R. Sikoryak’s cartoons and illustrations have appeared in The New Yorker, Nickelodeon Magazine, Drawn & Quarterly, Raw, Fortune, Business 2.0, among many other publications, and on The Daily Show with Jon Stewart. He was awarded artists’ fellowships from The New York Foundation for the Arts and The American Antiquarian Society for his comics adaptations of the classics. Sikoryak presents his cartoon slide show series, “Carousel,” around the U.S. and Canada, and he teaches in the illustration department at Parsons School of Design.
Garry Trudeau is the creator of Doonesbury. Today Doonesbury is syndicated to almost 1,400 newspapers worldwide. In 1975, he became the first comic strip artist to win a Pulitzer Prize for Editorial Cartooning. He was also a finalist for the Pulitzer in 1990. He was also nominated for an Oscar in 1977 in the category of Animated Short Film for The Doonesbury Special, in collaboration with John and Faith Hubley. The Doonesbury Special eventually won the Jury Special Prize of Cannes Film Festival in 1978. Other awards include the National Cartoonist Society Newspaper Comic Strip Award in 1994 and the Reuben Award in 1995. In addition to his work on Doonesbury, Trudeau has written plays (such as Rap Master Ronnie and Doonesbury: A Musical Comedy) and the 1988 HBO miniseries Tanner ’88, directed by Robert Altman and the miniseries sequel Tanner on Tanner in 2004.
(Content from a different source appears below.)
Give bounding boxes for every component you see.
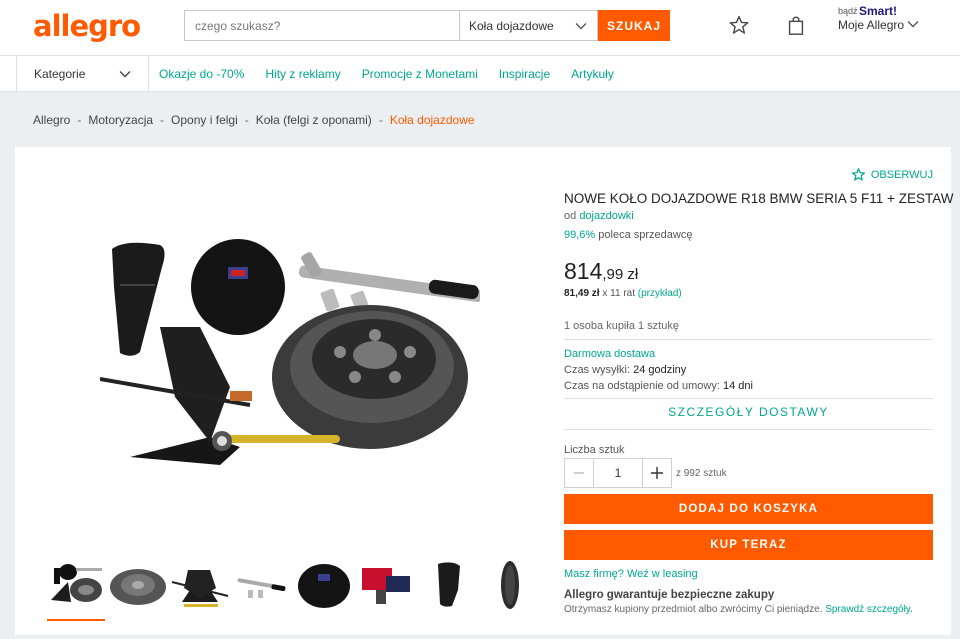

Drew Weing, since graduating from the Savannah College of Art and Design in 2001, has done a variety of web- and mini-comics, including The Journal Comic, and Pup for Serializer.net. He’s done illustrations and comics for children’s publications, such as Nickelodeon Magazine, and is currently doing a monthly series for Disney Adventures Magazine called Wulf and Merl. His other current project is a nautical adventure comic, Set to Sea, currently being serialized panel by panel at www.drewweing.com
Kriota Willberg teaches anatomy in the dance department of Marymount Manhattan College, pathology and massage at the Swedish Institute College of Health Sciences, has taught at Bard College and NYU, and teaches anatomy and injury prevention classes in New York and internationally. She has studied personal training and exercise, and is a licensed massage therapist. With encouragement from her husband, cartoonist R. Sikoryak, she has also become an anatomical illustration hobbyist.